Rompiendo el plácido sueño de la alborada o cuando aún es de noche, es costumbre que me levante para cumplir con la naturaleza; esta manera de proceder, casi siempre, lleva aparejado que termine en el ordenador, leyendo la prensa extrajera y cumpliendo con la correspondencia pendiente.

En mi pequeño apartamento, tengo designado un lugar donde están acomodados el ordenador con todos sus aparejos, mi pequeña biblioteca de unos ochocientos volúmenes, los recuerdos de mi vida profesional y mis imágenes más queridas; es un pequeño habitáculo que dispone de un hermoso balcón a la calle que es como decir a la vida, y utilizo de escritorio, estudio, laboratorio y oratorio. Es mi pequeño lugar de retiro, un solitario paraíso, es mi cárcel y mi libertad; es lugar de silencio y música, de lectura y meditación, es escenario de sueños y vivencias. Aquí están los más queridos de mis viejos libros que son mi lectura, el ordenador que me sitúa en el mundo actual, mi Cristo y mis recuerdos que me hablan y me exponen la proximidad de un futuro muy próximo que me llama junto a mis mayores, aunque todavía esté sin precisar. De esta manera, mi vida se sedimenta, día a día, en este lugar donde rezo, sueño y vivo.

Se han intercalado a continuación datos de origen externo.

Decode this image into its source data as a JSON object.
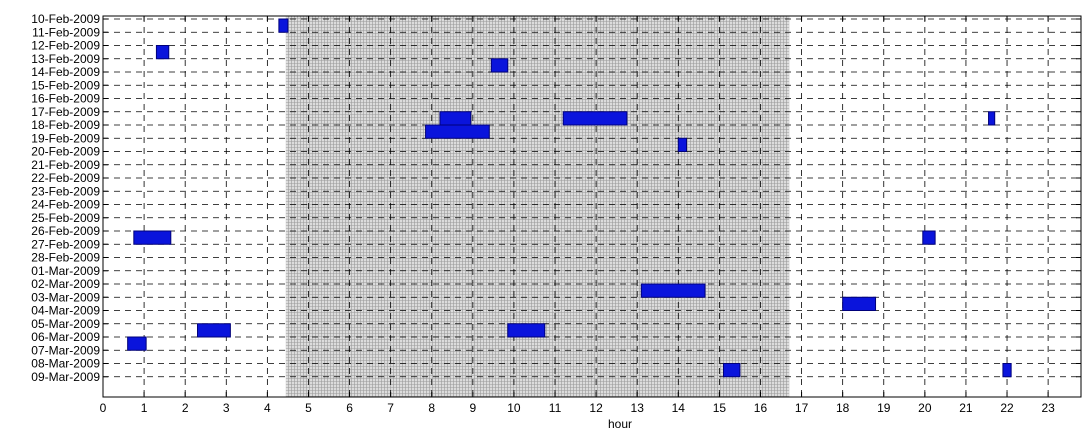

En este pequeño refugio, las sorpresas que me transmite el balcón son algo más que lo inesperado. La otra mañana, sumido en mis pensamientos, antes de amanecer, cuando llevando un rato ante el ordenador pasó barriendo la calle con su estrepitoso ruido la barredora mecánica del Ayuntamiento y subí la persiana, me llevé una agradable sorpresa, con el alba en el cielo y las farolas luciendo, una nevada de pequeños copos de nieve, algo más que polvo níveo, se depositaba mansamente sobre Benavente, aunque vistiendo únicamente los tejados, iba dejando una sutil mantilla blanca de fiesta a modo de un leve y claro velo de armiño.

Terminé con premura el trabajo previsto y raudo, una vez aseado, vestido y abrigado, con el ánimo de sentir y oír la inigualable sensación del crujir de la nieve virgen mientras se compacta al pisarla, salí hacia la Mota. Ya en la calle, era de día, las farolas reposaban esperando el atardecer y la leve nevada había cesado, me embocé hasta las orejas en esa moderna prenda de abrigo que sustituye a la vieja bufanda que llaman braga y, sobre un suelo húmedo y sin nieve, me encaminé al arbolado paseo con la ilusión de mancillar la virginidad impoluta y fresca de la nieve.

Llegué, pero ni fui César ni vencí, porque la nieve era algo testimonial que pasó y donde había no tenía grosor para crujir. El cielo, aunque muy nublado, no dejó caer ni una gota más del líquido elemento cristalizado y, decepcionado, abandoné el paraje por la calle de Solita.

Fue allí que un resbalón, inesperado, / en el acuoso suelo medio helado, / como vieja traición a lo soñado, / dio conmigo en el húmedo enlosado; / fue derramar el sueño del Olimpo / en risas del Parnaso; / y fui Ícaro, ensayando a volar, / caído de bruces sobre el sucio barro / y razoné el verso de Garcilaso: Mas tal estoy, que con la muerte al lado / busco de mi vivir consejo nuevo; / y conozco el mejor y el peor apruebo, / o por costumbre mala o por mi hado.

Y dolido, lamentando mi sino, / me levanté del suelo, / y levantando la vista al Cielo, / desde lo hondo, en el silencio del alma, / grité la verdad teresiana: / ¡Señor, solo tú bastas!